Images of Finn’s smashed leg flitted across her memory like pictures in a book, his pale face as he lay there in the bed for weeks. What he’d suffered. How Mama had worried so, more than Sass had witnessed before—and she’d seen her share of worry—more even than when Hiccup had caught the ague and had a fever for days. Sass knew it could’ve been so much worse, and the tears started. Not tears of sadness or fear, but tears of pure anger that burned as they fell into the dust at her feet. Pain shot through Sass’s jaw, and she realized she’d been clenching her teeth so hard she might’ve cracked a tooth. What good were tears in the dust? Salt water never grew no seeds.
A scrap of paper rustled against her ankle, and she plucked it off the ground. It had become habit now to read everything that crossed her vision, so she unfolded the page. It fell open in soft creases—some kind of list, a name on each line. As she studied it, she remembered the man taking his hand in and out of his pocket. He must have dropped it while he was busy tormenting her. Sass had pockets, too.

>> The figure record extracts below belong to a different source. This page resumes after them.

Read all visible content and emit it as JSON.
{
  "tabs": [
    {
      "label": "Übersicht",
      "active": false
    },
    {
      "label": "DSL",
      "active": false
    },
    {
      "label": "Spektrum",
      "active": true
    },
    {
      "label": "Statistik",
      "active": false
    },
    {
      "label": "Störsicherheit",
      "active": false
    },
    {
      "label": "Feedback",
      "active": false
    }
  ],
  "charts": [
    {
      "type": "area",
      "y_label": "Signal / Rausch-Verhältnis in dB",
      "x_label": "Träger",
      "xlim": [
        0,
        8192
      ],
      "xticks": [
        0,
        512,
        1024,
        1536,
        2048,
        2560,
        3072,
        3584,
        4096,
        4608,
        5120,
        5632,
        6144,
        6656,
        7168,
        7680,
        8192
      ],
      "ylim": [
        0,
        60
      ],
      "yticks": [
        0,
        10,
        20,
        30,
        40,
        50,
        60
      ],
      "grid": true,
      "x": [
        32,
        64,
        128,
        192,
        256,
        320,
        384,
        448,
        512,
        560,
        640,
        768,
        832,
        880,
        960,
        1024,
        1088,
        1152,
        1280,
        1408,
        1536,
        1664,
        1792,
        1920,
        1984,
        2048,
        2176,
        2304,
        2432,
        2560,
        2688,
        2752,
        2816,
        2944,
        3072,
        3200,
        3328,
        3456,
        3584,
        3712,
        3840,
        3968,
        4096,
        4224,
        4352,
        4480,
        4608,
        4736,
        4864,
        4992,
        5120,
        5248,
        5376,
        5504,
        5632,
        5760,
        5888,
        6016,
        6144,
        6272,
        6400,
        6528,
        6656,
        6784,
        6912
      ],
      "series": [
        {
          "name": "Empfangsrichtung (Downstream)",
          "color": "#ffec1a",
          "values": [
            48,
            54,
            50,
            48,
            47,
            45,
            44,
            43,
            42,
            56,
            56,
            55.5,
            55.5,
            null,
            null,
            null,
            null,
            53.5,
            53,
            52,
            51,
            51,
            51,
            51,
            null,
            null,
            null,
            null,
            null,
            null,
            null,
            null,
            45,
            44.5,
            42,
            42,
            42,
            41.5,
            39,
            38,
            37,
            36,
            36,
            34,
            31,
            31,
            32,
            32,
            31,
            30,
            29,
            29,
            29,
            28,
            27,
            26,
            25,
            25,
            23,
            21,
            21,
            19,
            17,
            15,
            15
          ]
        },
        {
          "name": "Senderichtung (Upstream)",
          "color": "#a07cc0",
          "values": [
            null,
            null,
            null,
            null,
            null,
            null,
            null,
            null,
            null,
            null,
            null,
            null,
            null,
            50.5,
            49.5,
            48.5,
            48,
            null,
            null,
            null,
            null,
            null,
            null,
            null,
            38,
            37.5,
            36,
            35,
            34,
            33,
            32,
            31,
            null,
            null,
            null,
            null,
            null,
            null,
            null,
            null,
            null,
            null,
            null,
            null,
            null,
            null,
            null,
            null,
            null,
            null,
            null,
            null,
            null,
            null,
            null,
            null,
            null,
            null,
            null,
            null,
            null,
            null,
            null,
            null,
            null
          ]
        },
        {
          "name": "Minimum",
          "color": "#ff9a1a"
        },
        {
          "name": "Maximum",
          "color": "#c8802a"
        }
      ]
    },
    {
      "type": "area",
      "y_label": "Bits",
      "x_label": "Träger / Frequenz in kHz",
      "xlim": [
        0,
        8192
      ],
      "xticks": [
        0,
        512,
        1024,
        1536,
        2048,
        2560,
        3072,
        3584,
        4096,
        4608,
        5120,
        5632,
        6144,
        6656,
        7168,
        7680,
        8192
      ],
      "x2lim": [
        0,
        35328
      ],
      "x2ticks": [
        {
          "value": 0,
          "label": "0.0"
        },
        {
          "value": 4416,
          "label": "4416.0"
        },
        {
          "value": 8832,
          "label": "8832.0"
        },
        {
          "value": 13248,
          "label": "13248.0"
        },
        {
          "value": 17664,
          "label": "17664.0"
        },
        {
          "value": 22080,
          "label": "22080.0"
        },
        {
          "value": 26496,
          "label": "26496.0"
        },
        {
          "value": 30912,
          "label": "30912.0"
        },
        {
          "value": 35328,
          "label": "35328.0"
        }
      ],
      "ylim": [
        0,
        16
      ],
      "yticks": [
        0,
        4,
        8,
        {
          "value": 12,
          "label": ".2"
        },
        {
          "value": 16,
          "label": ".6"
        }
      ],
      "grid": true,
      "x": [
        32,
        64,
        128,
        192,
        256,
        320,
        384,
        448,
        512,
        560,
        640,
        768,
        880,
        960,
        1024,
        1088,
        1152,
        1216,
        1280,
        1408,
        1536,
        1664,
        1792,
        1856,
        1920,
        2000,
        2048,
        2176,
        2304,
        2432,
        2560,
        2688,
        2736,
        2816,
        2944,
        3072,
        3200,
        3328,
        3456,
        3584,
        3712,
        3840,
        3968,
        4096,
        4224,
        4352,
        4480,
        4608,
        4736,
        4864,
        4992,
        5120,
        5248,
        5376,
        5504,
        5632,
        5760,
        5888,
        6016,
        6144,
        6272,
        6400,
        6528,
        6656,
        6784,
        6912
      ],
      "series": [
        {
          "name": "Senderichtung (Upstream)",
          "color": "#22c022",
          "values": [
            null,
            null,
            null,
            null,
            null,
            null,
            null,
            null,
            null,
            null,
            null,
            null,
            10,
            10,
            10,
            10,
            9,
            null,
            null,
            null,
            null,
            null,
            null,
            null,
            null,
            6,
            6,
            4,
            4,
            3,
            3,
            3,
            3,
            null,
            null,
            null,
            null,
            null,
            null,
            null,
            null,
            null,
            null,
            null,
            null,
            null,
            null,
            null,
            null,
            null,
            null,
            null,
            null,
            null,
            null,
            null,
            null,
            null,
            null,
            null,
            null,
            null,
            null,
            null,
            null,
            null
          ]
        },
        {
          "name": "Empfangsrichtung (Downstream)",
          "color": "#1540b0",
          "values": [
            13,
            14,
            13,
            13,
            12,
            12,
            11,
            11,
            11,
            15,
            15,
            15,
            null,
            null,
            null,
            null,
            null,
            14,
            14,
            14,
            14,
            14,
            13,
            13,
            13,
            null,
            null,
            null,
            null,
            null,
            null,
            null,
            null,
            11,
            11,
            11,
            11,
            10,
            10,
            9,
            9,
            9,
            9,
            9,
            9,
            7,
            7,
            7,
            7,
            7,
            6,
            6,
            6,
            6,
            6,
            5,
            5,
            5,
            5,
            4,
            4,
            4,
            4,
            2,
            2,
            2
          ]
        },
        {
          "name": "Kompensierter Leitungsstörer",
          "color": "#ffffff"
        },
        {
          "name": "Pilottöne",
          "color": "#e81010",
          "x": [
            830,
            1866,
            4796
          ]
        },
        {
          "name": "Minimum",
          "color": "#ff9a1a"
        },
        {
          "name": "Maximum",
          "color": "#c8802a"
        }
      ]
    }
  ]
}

She wiped her eyes with a sleeve of her dress and folded the page back. Casting a quick glance down the back side of the building, she tugged open the back door and darted inside, brushed down the center aisle past the burlap sacks and lengths of twine, and headed out the front. Her eyes swept up and down the road. No sign of the rooster man. Sass backtracked to the general store, folks passing by in a blur. There, Mama and Cricket stood out front by their wagon, placing packages in the bed. Hiccup sat on the bench seat, swinging her bare feet.
“There you are, Sass. I didn’t know where you’d got off to. You three stay put and I’ll go round up your sister,” said Mama.
Sass climbed up into the back of the wagon and hugged her knees to her chest, ignoring Hiccup’s questions and Cricket’s chatter about the new lures he’d examined. She couldn’t wait to point the wagon back up the mountain. She needed to talk to Finn something fierce.
Chapter 20
The path from town to home always passed quicker because Plain Jane counted on corn and a rubdown at the end when she went that direction. Fern hummed as she sat on the front seat beside her mother, and Cricket and Hiccup swung their legs over the back edge of the wagon, watching as the road beneath their feet changed from packed-down dirt to rutted grass to the thicker leaves and underbrush of the old logging trail that led north.